Short Week, Big Pivot

AI, Tesla, jobs, oil, and market rotation are all hitting at once — and traders may get answers fast.

The market is heading into a short holiday week, but this setup is anything but quiet. AI stocks are being tested, Tesla delivery numbers are on deck, the June jobs report hits Thursday morning, and Iran/oil headlines are back in focus. At the same time, the market is sending mixed signals. The Dow and small caps have shown strength, while the Nasdaq and some AI names have looked weaker. That tells me money is not leaving the market completely — but it may be rotating.

AI Is Still the Big Test

AI is still the main story, but the trade is facing another gut check. Big Tech is spending huge money on AI infrastructure, and investors are starting to ask when that spending turns into real profits. The market still loves the AI story, but it wants receipts now — not just promises. The easy “buy anything with AI attached to it” phase may be getting more selective.

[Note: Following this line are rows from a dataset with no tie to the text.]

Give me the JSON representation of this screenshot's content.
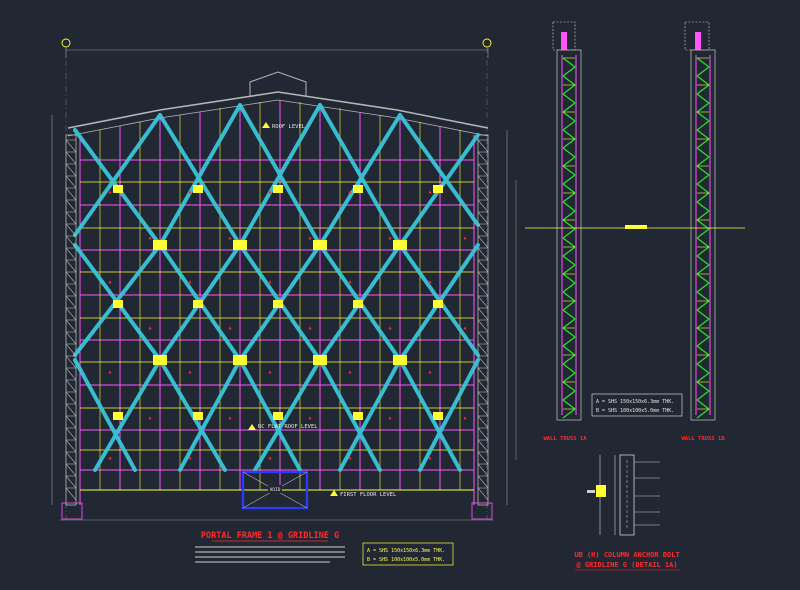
{
  "drawing": {
    "frame_title": "PORTAL FRAME 1 @ GRIDLINE G",
    "roof_level": "ROOF LEVEL",
    "rc_flat_roof_level": "RC FLAT ROOF LEVEL",
    "first_floor_level": "FIRST FLOOR LEVEL",
    "wall_truss_a": "WALL TRUSS 1A",
    "wall_truss_b": "WALL TRUSS 1B",
    "anchor_title_1": "UB (H) COLUMN ANCHOR BOLT",
    "anchor_title_2": "@ GRIDLINE G (DETAIL 1A)",
    "legend_left_a": "A = SHS 150x150x6.3mm THK.",
    "legend_left_b": "B = SHS 100x100x5.0mm THK.",
    "legend_right_a": "A = SHS 150x150x6.3mm THK.",
    "legend_right_b": "B = SHS 100x100x5.0mm THK.",
    "void_label": "VOID"
  },
  "colors": {
    "background": "#212833",
    "cyan_bracing": "#39c6d8",
    "magenta_members": "#ff55ff",
    "yellow_members": "#ffff33",
    "green_truss": "#22ee22",
    "red_text": "#ff2b2b",
    "blue_void": "#2b3bff",
    "grey_lines": "#b5b5b5"
  },
  "icons": {
    "gridline_bubble": "gridline-circle-icon",
    "level_marker": "level-triangle-icon",
    "node_marker": "red-triangle-icon"
  }
}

Rotation Helps, But Risk Is Still There

Strength in health care, banks, trucking, small caps, and some defensive names is encouraging because a broader market is healthier than one carried by only a few mega-cap tech stocks. But rotation does not remove risk. If the Nasdaq and S&P 500 start breaking key levels, the stronger groups may have trouble holding up too.

Oil Is the Wild Card

Iran and oil headlines are another risk traders cannot ignore. Reports of a halt in strikes and talks in Qatar may calm some nerves, but the Strait of Hormuz is still one of the world’s most important oil routes. If tensions flare again, oil could quickly become a bigger problem for inflation, bonds, and market mood.

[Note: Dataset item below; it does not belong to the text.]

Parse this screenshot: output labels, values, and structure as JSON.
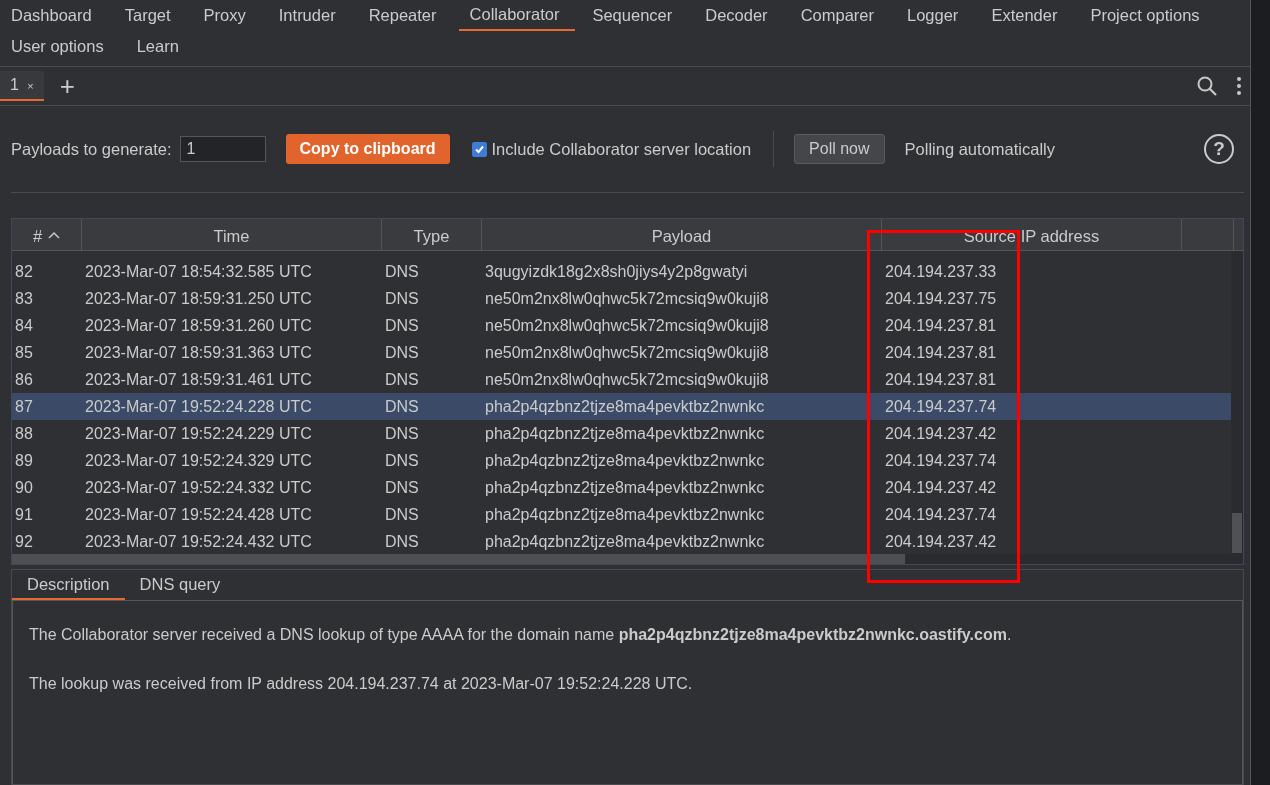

Tesla and Jobs Add the Heat

Tesla delivery numbers matter because Tesla is still one of the most-watched stocks in the market. Then comes the jobs report, where a strong number could make traders worry the Fed has less reason to cut rates, while a weak number could bring recession fears back into the conversation.

Maria’s Bottom Line

This may be a short week, but it has plenty of things that can move the market fast. AI still has potential, but the market wants proof now. Rotation is encouraging, but only if buyers keep showing up and the indexes hold. For me, this is not a chase-it market. I want to see what holds, where money is flowing, and whether this bounce has real strength behind it. Tap the brakes, stay flexible, and do not let one good day make you forget there is still risk on the table.

Educational only. Not investment advice.